數天后,我以一篇千余字的創作談感謝了評論家的詳細閱讀和中肯批評,并認為他們言之有理。隨后,我發表了個人見解。前兩點不足為奇:一是可以將故事看作完全真實來讀,二是當成作者一個冗長繁雜的夢;兩者大相徑庭,實際是一個意思,適用于絕大多數小說。我想突出的是以下兩點:其一,不妨將小說真的看成一篇論文的寫作過程;其二,將故事視為一篇閱讀筆記或許別有一番趣味。兩者相輔相成,同時能解釋文中的些許不合理之處(如對洞穴人的面貌描述使我默讀了兩遍的原因是那句話在小說《南方》和《門檻旁邊的人》中復現了兩次)。

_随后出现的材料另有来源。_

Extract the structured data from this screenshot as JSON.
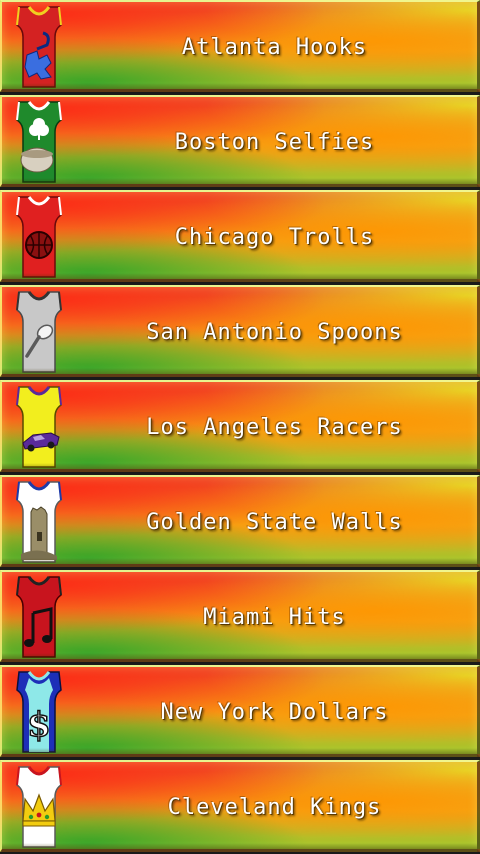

西里西亞的安杰勒斯曾說:“玫瑰是沒有理由的;”同理,敘述的方式、情節、用詞、節奏也是沒有理由的。我且用蕭伯納在《易卜生主義的精髓》中的文學評論作為結句:要求一個作者解釋其作品的意義是荒謬的,因為這種解釋可能正是作品所要尋找的;寓言的創造總是先于對其寓言的理解,故事本身或許比故事的命意更為重要。